Assessment of Reduced Order Thermal Modeling Assumptions for Nuclear Thermal Propulsion

The technical complexities and associated cost with physical testing of nuclear thermal propulsion systems increases the need for accurate and computationally efficient modeling and simulation approaches. NASA and
industry utilize both high-fidelity finite element analysis codes like MOOSE and ANSYS as well as reduced order physics-based solvers to assess the parametric trade space and in-depth multiphysics. Reduced order solvers, while computationally efficient, require numerous underlying assumptions, especially for the thermal hydraulic solution. This study includes a set of thermal hydraulic simulations to show the impact of various modeling assumptions and approaches on key outputs. The methodology is focused on the differences between a suite of reduced order thermal hydraulics models built in Matlab compared to a MOOSE-based finite element transient analysis.
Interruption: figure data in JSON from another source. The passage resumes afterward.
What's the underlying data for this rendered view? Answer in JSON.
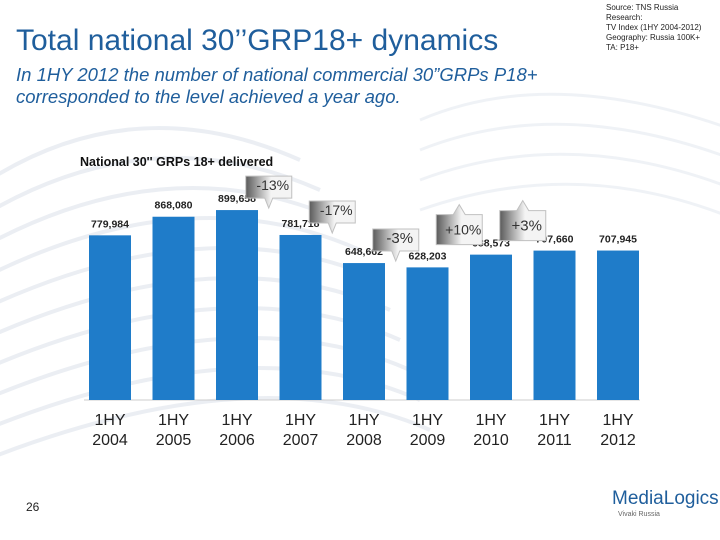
{
  "slide": {
    "title": "Total national 30’’GRP18+ dynamics",
    "subtitle": "In 1HY 2012 the number of national commercial 30”GRPs P18+ corresponded to the level achieved a year ago.",
    "source_lines": [
      "Source: TNS Russia",
      "Research:",
      "TV Index (1HY 2004-2012)",
      "Geography: Russia 100K+",
      "TA: P18+"
    ],
    "page_number": "26",
    "logo": {
      "main": "MediaLogics",
      "sub": "Vivaki Russia"
    }
  },
  "colors": {
    "bar": "#1f7cc9",
    "title": "#1f5e9c",
    "callout_fill_left": "#5a5a5a",
    "callout_fill_right": "#f4f4f4",
    "callout_accent": "#c0c0c0"
  },
  "chart_data": {
    "type": "bar",
    "title": "National 30'' GRPs 18+ delivered",
    "categories": [
      "1HY\n2004",
      "1HY\n2005",
      "1HY\n2006",
      "1HY\n2007",
      "1HY\n2008",
      "1HY\n2009",
      "1HY\n2010",
      "1HY\n2011",
      "1HY\n2012"
    ],
    "values": [
      779984,
      868080,
      899658,
      781718,
      648662,
      628203,
      688573,
      707660,
      707945
    ],
    "value_labels": [
      "779,984",
      "868,080",
      "899,658",
      "781,718",
      "648,662",
      "628,203",
      "688,573",
      "707,660",
      "707,945"
    ],
    "ylim": [
      0,
      900000
    ],
    "grid": false,
    "legend": "none",
    "annotations": [
      {
        "text": "-13%",
        "from": 2,
        "to": 3,
        "direction": "down"
      },
      {
        "text": "-17%",
        "from": 3,
        "to": 4,
        "direction": "down"
      },
      {
        "text": "-3%",
        "from": 4,
        "to": 5,
        "direction": "down"
      },
      {
        "text": "+10%",
        "from": 5,
        "to": 6,
        "direction": "up"
      },
      {
        "text": "+3%",
        "from": 6,
        "to": 7,
        "direction": "up"
      }
    ]
  }
}
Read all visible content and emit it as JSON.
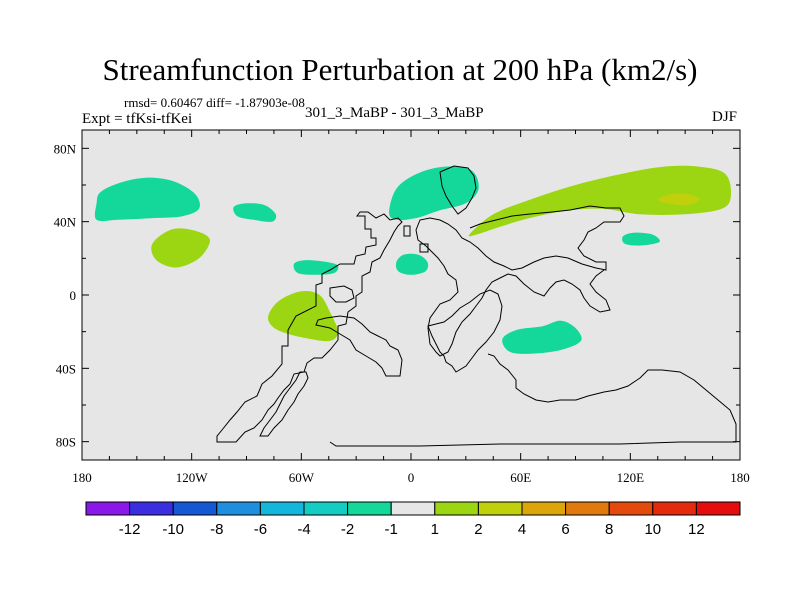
{
  "chart_data": {
    "type": "contour-map",
    "title": "Streamfunction Perturbation at 200 hPa (km2/s)",
    "subtitle_left": "rmsd= 0.60467 diff= -1.87903e-08",
    "experiment": "Expt = tfKsi-tfKei",
    "center_label": "301_3_MaBP - 301_3_MaBP",
    "season": "DJF",
    "x_ticks": [
      "180",
      "120W",
      "60W",
      "0",
      "60E",
      "120E",
      "180"
    ],
    "y_ticks": [
      "80N",
      "40N",
      "0",
      "40S",
      "80S"
    ],
    "xlim": [
      -180,
      180
    ],
    "ylim": [
      -90,
      90
    ],
    "colorbar": {
      "labels": [
        "-12",
        "-10",
        "-8",
        "-6",
        "-4",
        "-2",
        "-1",
        "1",
        "2",
        "4",
        "6",
        "8",
        "10",
        "12"
      ],
      "colors": [
        "#8a18e8",
        "#3a2ee0",
        "#1458d4",
        "#1e8ede",
        "#14b6dc",
        "#14ccc4",
        "#14d89a",
        "#e6e6e6",
        "#9cd612",
        "#c0d00a",
        "#dca60a",
        "#e07a0c",
        "#e44a0c",
        "#e42a0c",
        "#e40c0c"
      ]
    },
    "regions": [
      {
        "category": "-1 to -2",
        "color": "#14d89a",
        "points": [
          [
            -172,
            50
          ],
          [
            -170,
            56
          ],
          [
            -160,
            61
          ],
          [
            -145,
            64
          ],
          [
            -130,
            62
          ],
          [
            -118,
            55
          ],
          [
            -116,
            47
          ],
          [
            -125,
            43
          ],
          [
            -140,
            42
          ],
          [
            -160,
            41
          ],
          [
            -172,
            41
          ]
        ]
      },
      {
        "category": "-1 to -2",
        "color": "#14d89a",
        "points": [
          [
            -97,
            48
          ],
          [
            -90,
            50
          ],
          [
            -80,
            49
          ],
          [
            -74,
            44
          ],
          [
            -76,
            40
          ],
          [
            -86,
            41
          ],
          [
            -95,
            43
          ]
        ]
      },
      {
        "category": "-1 to -2",
        "color": "#14d89a",
        "points": [
          [
            -64,
            17
          ],
          [
            -58,
            19
          ],
          [
            -46,
            18
          ],
          [
            -40,
            16
          ],
          [
            -42,
            12
          ],
          [
            -52,
            11
          ],
          [
            -62,
            12
          ]
        ]
      },
      {
        "category": "-1 to -2",
        "color": "#14d89a",
        "points": [
          [
            -8,
            18
          ],
          [
            -4,
            22
          ],
          [
            4,
            22
          ],
          [
            9,
            18
          ],
          [
            8,
            13
          ],
          [
            0,
            11
          ],
          [
            -7,
            13
          ]
        ]
      },
      {
        "category": "-1 to -2",
        "color": "#14d89a",
        "points": [
          [
            -12,
            45
          ],
          [
            -8,
            58
          ],
          [
            3,
            66
          ],
          [
            18,
            70
          ],
          [
            33,
            68
          ],
          [
            37,
            58
          ],
          [
            30,
            50
          ],
          [
            15,
            46
          ],
          [
            3,
            42
          ],
          [
            -8,
            41
          ]
        ]
      },
      {
        "category": "-1 to -2",
        "color": "#14d89a",
        "points": [
          [
            50,
            -24
          ],
          [
            58,
            -19
          ],
          [
            72,
            -17
          ],
          [
            82,
            -14
          ],
          [
            90,
            -18
          ],
          [
            93,
            -25
          ],
          [
            82,
            -30
          ],
          [
            66,
            -32
          ],
          [
            54,
            -31
          ]
        ]
      },
      {
        "category": "-1 to -2",
        "color": "#14d89a",
        "points": [
          [
            116,
            32
          ],
          [
            122,
            34
          ],
          [
            132,
            33
          ],
          [
            136,
            29
          ],
          [
            126,
            27
          ],
          [
            117,
            28
          ]
        ]
      },
      {
        "category": "1 to 2",
        "color": "#9cd612",
        "points": [
          [
            -140,
            30
          ],
          [
            -130,
            36
          ],
          [
            -118,
            35
          ],
          [
            -110,
            30
          ],
          [
            -116,
            20
          ],
          [
            -128,
            15
          ],
          [
            -138,
            18
          ],
          [
            -142,
            24
          ]
        ]
      },
      {
        "category": "1 to 2",
        "color": "#9cd612",
        "points": [
          [
            -78,
            -11
          ],
          [
            -72,
            -3
          ],
          [
            -60,
            2
          ],
          [
            -50,
            0
          ],
          [
            -44,
            -10
          ],
          [
            -40,
            -20
          ],
          [
            -44,
            -25
          ],
          [
            -55,
            -24
          ],
          [
            -68,
            -21
          ],
          [
            -76,
            -17
          ]
        ]
      },
      {
        "category": "1 to 2",
        "color": "#9cd612",
        "points": [
          [
            32,
            33
          ],
          [
            45,
            44
          ],
          [
            65,
            52
          ],
          [
            90,
            60
          ],
          [
            115,
            66
          ],
          [
            138,
            70
          ],
          [
            158,
            70
          ],
          [
            172,
            66
          ],
          [
            175,
            54
          ],
          [
            170,
            47
          ],
          [
            150,
            44
          ],
          [
            125,
            44
          ],
          [
            105,
            47
          ],
          [
            85,
            46
          ],
          [
            65,
            42
          ],
          [
            48,
            37
          ],
          [
            36,
            33
          ]
        ]
      },
      {
        "category": "2 to 4",
        "color": "#c0d00a",
        "points": [
          [
            135,
            52
          ],
          [
            142,
            55
          ],
          [
            152,
            55
          ],
          [
            158,
            52
          ],
          [
            150,
            49
          ],
          [
            140,
            50
          ]
        ]
      }
    ]
  }
}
Results include the calculated error of the solid material temperatures and exit flow conditions between the reference solution from the Small Nuclear Rocket Engine and the MOOSE / Matlab models. Additional discussion will focus on the time-dependent thermal hydraulics using the quasi-static solution from Matlab and the true transient approach in MOOSE. Quasi-static solutions are also taken at each discrete MOOSE time step by allowing for the solution to reach steady state. A linear power ramp from zero-power critical to nominal steady state power is investigated for 30 and 60 second ramp times and serves as the primary case to compare the different modeling approaches.